Maafin aku. Selama ini aku belum bisa jadi istri yang baik buat kamu dan ibu yang baik buat anak anak kamu.
Tapi kamu harus tau, aku selalu berusaha untuk melakukan yang terbaik, meski mungkin pada kenyataannya aku belum mampu.Kamu tau ga, dengan kamu ga ngabulin "ucapan aku tentang perpisahan", aku jadi ngerasa disayang banget sama kamu, aku ngerasa dilindungi sama kamu, aku ngerasa diharapkan dan dibutuhkan sama kamu.
Kamu tau ga, kenapa selama ini aku sering bilang kata kata itu? Karena jujur aku insecure banget sama diri aku sendiri. Aku ngerasanya kamu ga begitu sayang sama aku karena beberapa kali kamu selingkuhin, aku ngerasa ga begitu kamu hargai karena seberapa seringnya aku disiksa sama kamu, aku ngerasa kamu ga 100 persen nerima fisik aku karena kata kata kamu tentang nazhor kita yang dulu.
Aku selalu ngerasa, pengeennn banget rasanya ngeluarin isi hati aku ke kamu, semuanyaa, termasuk kata pisah. Sama kaya kamu yang bisa ngeluapin emosi dan amarah kamu ke aku selama ini tanpa aku lawan dan aku bantah.
Aku kira, dengan aku bersabar atas emosi dan amarah kamu. Kamu juga bisa bersabar atas luapan luapan isi hati aku.
Kamu tau ga, dari kecil aku ngerasa terasing. Aku ngerasa, cuman Bapak yang sayang sama aku. Sayangnya aku jarang banget bisa ngobrol sama Bapak. Bapak pergi abis shubuh, pulang larut malem.
Tapi setelah aku nikah sama kamu. Aku ngerasa ada seseorang yang bisa menjadi sandaran aku, bisa menjadi tempat aku berkeluh kesah. Dan yang terpenting, aku punya seseorang yang aku kira bisa mencintai dan menyayangi aku, sepenuhnya. Kasih sayang yang dari kecil aku harapkan, aku kira bisa aku dapatkan dari kamu.
Tapi sekali lagi harapan itu patah. Bahkan beberapa kali. Sejak pertama kali kamu siksa aku dengan cara yang lebih menyiksa dari siksaan Mamah aku.Aku pengen banget diayomi, meski usia aku 1 tahun di atas kamu. Aku pengen banget dimanja, meski aku udah sedewasa ini. Aku pengen digenggam erat, meski aku sering menolak dan memberontak.
Dari kecil, aku gatau gimana rasanya disayang tanpa dibanding bandingkan, dicintai tanpa terus menerus dihakimi. Semenjak aku kenal kamu di masa ta'aruf kita, aku banyak berharap sama kamu. Aku bersyukur, ternyata ada yang siap mencintai dan menyayangi aku. Dengan rasa cinta dan sayang yang sejak dulu aku nanti nantikan.

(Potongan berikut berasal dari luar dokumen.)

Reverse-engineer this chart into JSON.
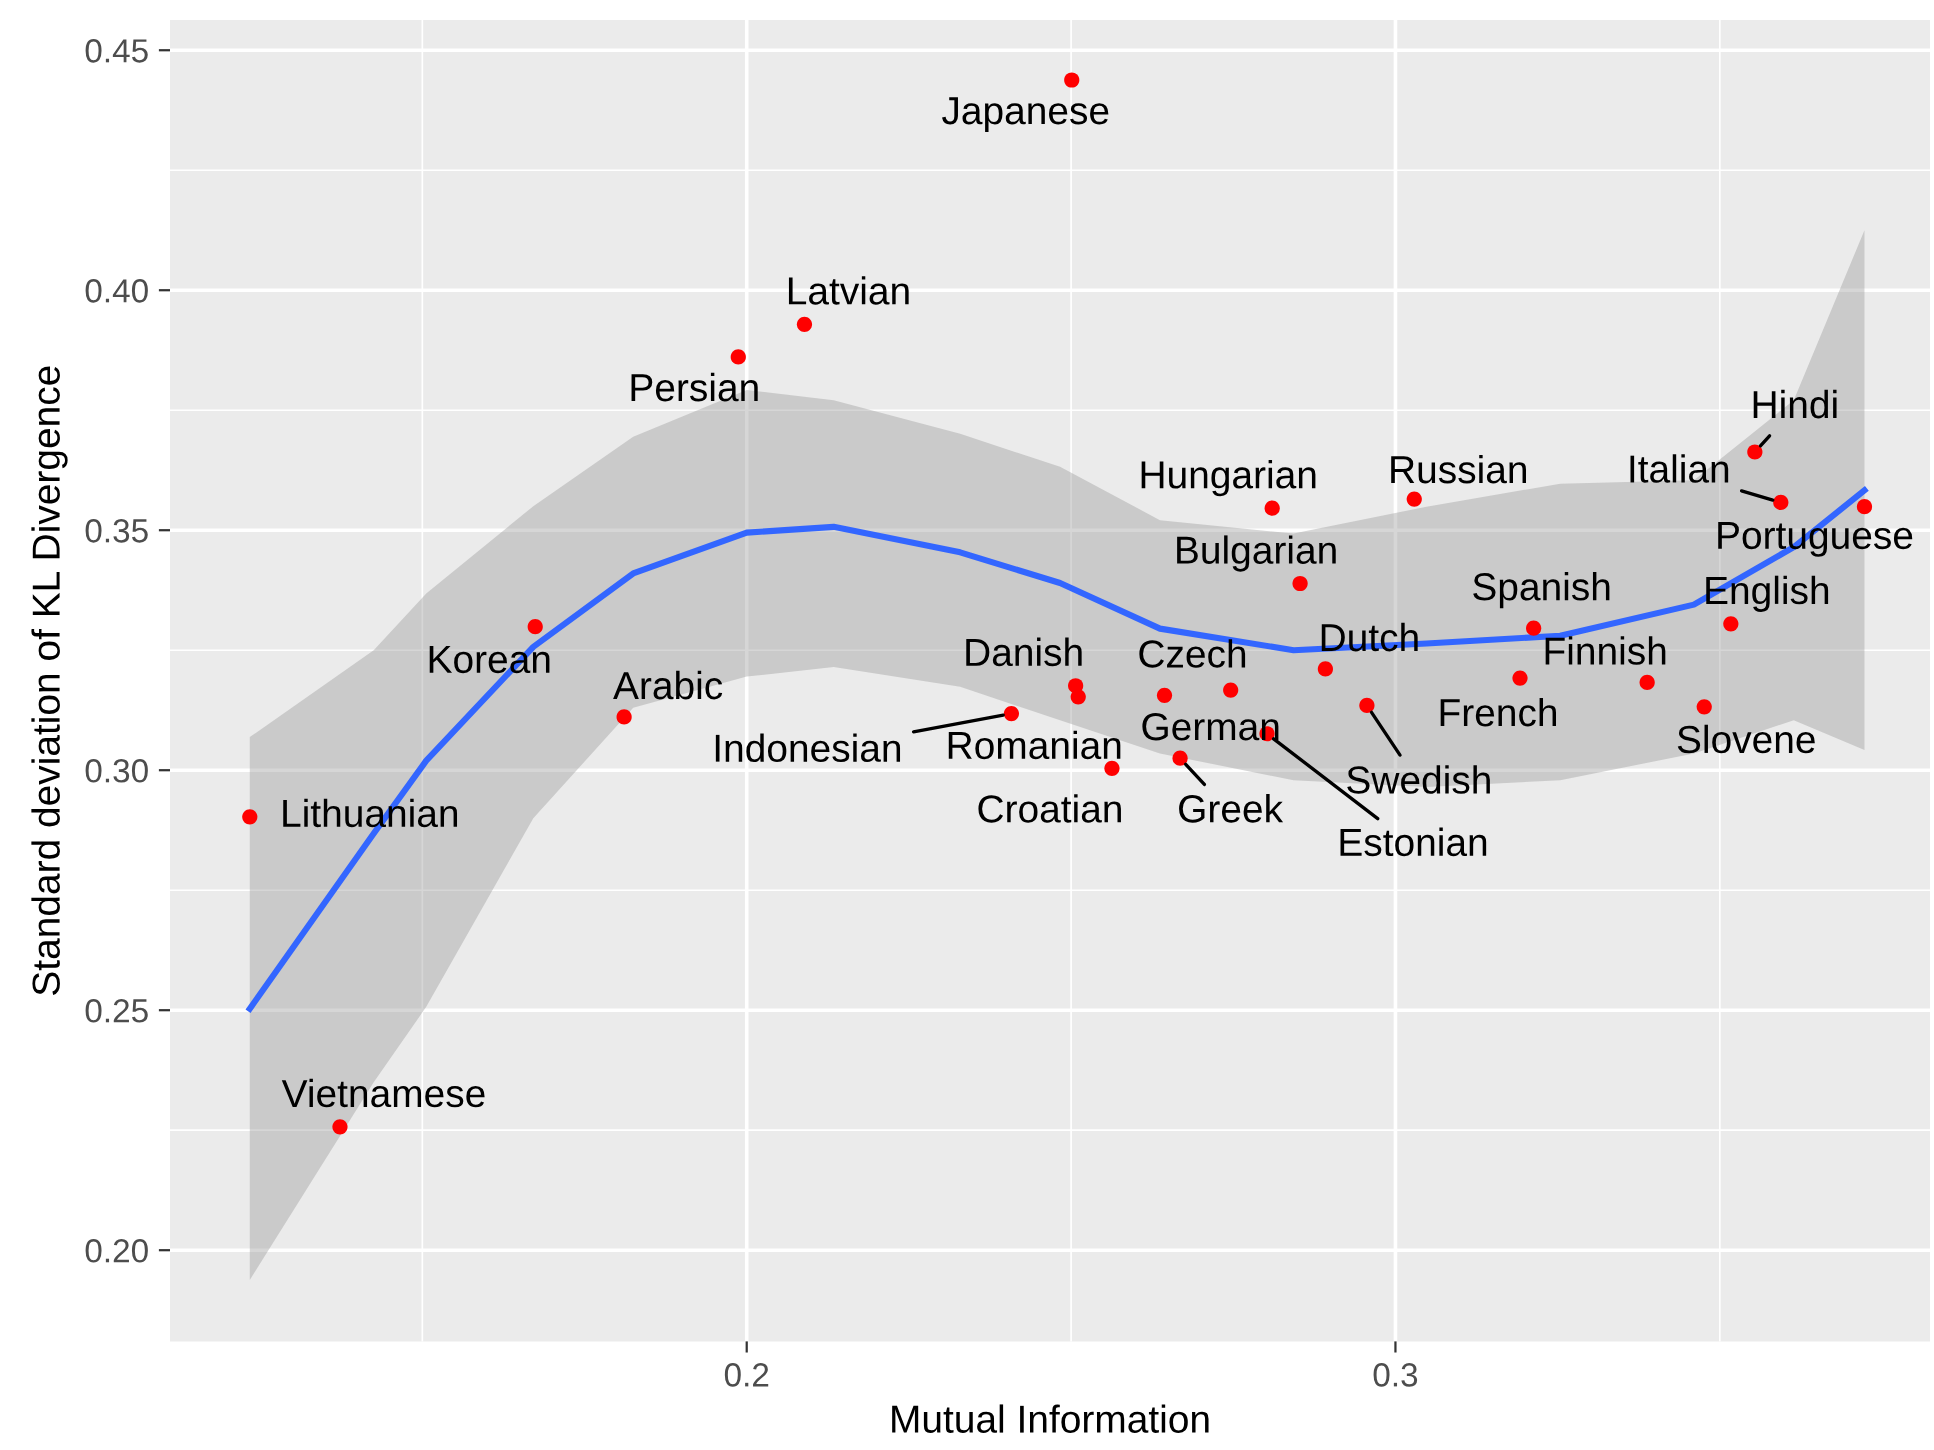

Kalo ternyata kamu udah ga bisa nerima aku lagi. Maafin aku, dari ujung rambut hingga ujung kaki aku. Dari lahir hingga bathin aku. Maafin aku atas apa yang aku sengaja, hingga semua yang ga aku sengaja.
Aku ga mau banyak drama.
Tapi memang ini yang aku harapkan dari kamu. Sejak awal kamu ajak aku nikah.Aku ngerasa kamu cahaya aku, kamu harapan aku. Kamu bahagianya aku, bahagia yang selama ini aku cari di rumah aku yang sesak dengan keributan keributan.
Kata kata aku, yang aku gamau sehidup semati sama kamu, tapi maunya sehidup seSurga sama kamu. Itu beneran.
Ikan ikan besar, ga mungkin terpancing dengan umpan umpan yang kecil.
...
Begitulah isi pesan whatsapp dariku untuk suamiku, ketika dia melontarkan kata talaq padaku untuk yang pertama kalinya dan menyuruhku pulang ke rumah orang tuaku.